Forest elephants have been hit particularly hard. Only about 135,000 remain, with roughly 95,000 of them in Gabon and about 95% of the global population concentrated in Central Africa. While ivory poaching in savannas has declined in recent years, it remains at high levels in forest areas, where dense vegetation makes monitoring difficult and enforcement sparse. Forest elephants also reproduce more slowly than savanna elephants, meaning populations take far longer to recover from losses.
Loopholes That Keep the Trade Alive
Several gaps in regulation make enforcement harder than it might seem. Mammoth ivory, excavated from permafrost in Siberia, is legal to trade internationally because mammoths are extinct and not covered by wildlife protection laws. The problem is that mammoth ivory and elephant ivory look nearly identical, making it easy to pass off illegal elephant tusks as legal mammoth material. This creates a laundering pathway that enforcement agencies struggle to police without laboratory testing.

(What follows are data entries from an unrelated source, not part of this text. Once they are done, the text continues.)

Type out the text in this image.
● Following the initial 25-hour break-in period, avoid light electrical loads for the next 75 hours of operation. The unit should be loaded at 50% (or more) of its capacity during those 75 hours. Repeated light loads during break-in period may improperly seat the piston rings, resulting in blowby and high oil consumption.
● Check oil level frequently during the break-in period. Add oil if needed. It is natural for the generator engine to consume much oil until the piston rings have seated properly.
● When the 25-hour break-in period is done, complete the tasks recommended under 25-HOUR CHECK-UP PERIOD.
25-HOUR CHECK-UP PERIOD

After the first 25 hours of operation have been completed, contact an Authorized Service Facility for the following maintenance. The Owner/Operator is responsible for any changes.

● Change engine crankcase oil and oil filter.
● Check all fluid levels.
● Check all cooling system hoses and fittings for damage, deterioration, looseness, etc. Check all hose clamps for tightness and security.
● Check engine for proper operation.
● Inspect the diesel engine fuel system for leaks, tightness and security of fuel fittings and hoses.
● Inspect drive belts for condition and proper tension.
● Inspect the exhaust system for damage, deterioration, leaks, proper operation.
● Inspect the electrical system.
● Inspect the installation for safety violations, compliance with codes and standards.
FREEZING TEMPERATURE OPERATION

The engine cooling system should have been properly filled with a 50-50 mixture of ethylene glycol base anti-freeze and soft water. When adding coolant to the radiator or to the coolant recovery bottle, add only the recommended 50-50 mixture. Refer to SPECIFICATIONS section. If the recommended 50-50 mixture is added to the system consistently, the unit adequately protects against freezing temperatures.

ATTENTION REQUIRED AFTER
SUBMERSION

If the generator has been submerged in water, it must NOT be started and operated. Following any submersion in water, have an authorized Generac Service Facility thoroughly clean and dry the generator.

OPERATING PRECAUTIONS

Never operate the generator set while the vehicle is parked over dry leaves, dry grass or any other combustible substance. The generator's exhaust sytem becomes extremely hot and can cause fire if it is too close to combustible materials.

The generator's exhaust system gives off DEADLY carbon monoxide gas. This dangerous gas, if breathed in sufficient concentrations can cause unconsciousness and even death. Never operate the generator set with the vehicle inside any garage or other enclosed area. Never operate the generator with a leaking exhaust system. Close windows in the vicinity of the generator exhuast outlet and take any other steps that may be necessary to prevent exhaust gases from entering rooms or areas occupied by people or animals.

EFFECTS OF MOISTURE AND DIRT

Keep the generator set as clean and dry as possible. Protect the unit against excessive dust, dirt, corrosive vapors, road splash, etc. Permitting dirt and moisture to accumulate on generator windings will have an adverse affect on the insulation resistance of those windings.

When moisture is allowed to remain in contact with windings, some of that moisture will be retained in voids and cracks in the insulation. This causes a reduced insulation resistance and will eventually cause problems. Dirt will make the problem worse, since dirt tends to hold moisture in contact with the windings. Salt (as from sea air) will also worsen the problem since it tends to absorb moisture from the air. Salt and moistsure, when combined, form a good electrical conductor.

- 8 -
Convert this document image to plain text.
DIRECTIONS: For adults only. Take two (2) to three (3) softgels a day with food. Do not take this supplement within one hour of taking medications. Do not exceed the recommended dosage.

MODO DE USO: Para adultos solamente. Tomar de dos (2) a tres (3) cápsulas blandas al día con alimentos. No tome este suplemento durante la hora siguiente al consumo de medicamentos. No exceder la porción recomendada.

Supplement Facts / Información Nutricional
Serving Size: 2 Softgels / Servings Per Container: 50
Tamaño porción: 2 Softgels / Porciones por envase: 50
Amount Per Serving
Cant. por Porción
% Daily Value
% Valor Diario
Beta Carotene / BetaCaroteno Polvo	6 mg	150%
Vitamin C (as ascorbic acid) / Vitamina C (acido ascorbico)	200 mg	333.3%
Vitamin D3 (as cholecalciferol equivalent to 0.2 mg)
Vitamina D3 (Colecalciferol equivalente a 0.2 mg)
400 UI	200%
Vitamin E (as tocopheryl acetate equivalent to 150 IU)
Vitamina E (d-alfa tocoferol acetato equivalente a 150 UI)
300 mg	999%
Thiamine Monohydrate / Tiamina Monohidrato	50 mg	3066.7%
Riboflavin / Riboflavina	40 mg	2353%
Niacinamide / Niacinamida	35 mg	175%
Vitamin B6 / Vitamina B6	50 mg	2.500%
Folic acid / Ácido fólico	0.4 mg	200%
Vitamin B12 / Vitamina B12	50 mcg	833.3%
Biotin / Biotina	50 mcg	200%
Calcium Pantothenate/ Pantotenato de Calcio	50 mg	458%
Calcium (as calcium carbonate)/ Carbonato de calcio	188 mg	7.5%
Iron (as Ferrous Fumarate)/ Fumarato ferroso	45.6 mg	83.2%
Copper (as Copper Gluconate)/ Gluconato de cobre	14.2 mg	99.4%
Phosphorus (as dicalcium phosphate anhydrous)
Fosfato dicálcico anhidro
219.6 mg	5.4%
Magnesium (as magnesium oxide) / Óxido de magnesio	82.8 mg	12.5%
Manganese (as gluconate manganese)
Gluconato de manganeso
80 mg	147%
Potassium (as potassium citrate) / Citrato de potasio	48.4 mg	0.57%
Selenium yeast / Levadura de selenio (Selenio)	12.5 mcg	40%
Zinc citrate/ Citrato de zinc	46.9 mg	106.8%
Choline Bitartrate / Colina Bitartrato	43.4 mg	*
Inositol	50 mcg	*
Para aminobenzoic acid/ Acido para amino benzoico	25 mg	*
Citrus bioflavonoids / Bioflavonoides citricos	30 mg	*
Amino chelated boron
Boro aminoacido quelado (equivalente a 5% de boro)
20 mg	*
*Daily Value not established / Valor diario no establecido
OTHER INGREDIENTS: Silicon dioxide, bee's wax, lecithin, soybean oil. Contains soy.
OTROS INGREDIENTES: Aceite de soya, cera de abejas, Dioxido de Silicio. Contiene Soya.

Antique ivory presents a similar challenge. In many countries, ivory items produced before the ban can still be legally owned and sometimes sold, creating cover for newly poached ivory to enter the market with forged provenance documents. The difficulty of distinguishing old ivory from new ivory without specialized analysis means that legal exceptions become practical loopholes.
Alternatives to Elephant Ivory
For artisans and consumers who value the look and feel of ivory, several substitutes exist. The most notable is the tagua nut, sometimes called “vegetable ivory,” which comes from the ivory palm tree. The nut’s white endosperm can be carved and polished to closely resemble elephant ivory in appearance and texture. Designers have used tagua alongside reclaimed gold, responsibly mined gemstones, and other sustainable materials to create jewelry and decorative objects that replicate the aesthetic without harming wildlife.
Bone, certain types of shell, and high-quality resin have also been used as substitutes, though none match tagua’s resemblance to the real thing. The broader shift in consumer attitudes, particularly among younger buyers in China and Southeast Asia, has also reduced the cultural cachet that ivory once carried, making alternatives more viable as status symbols lose their appeal.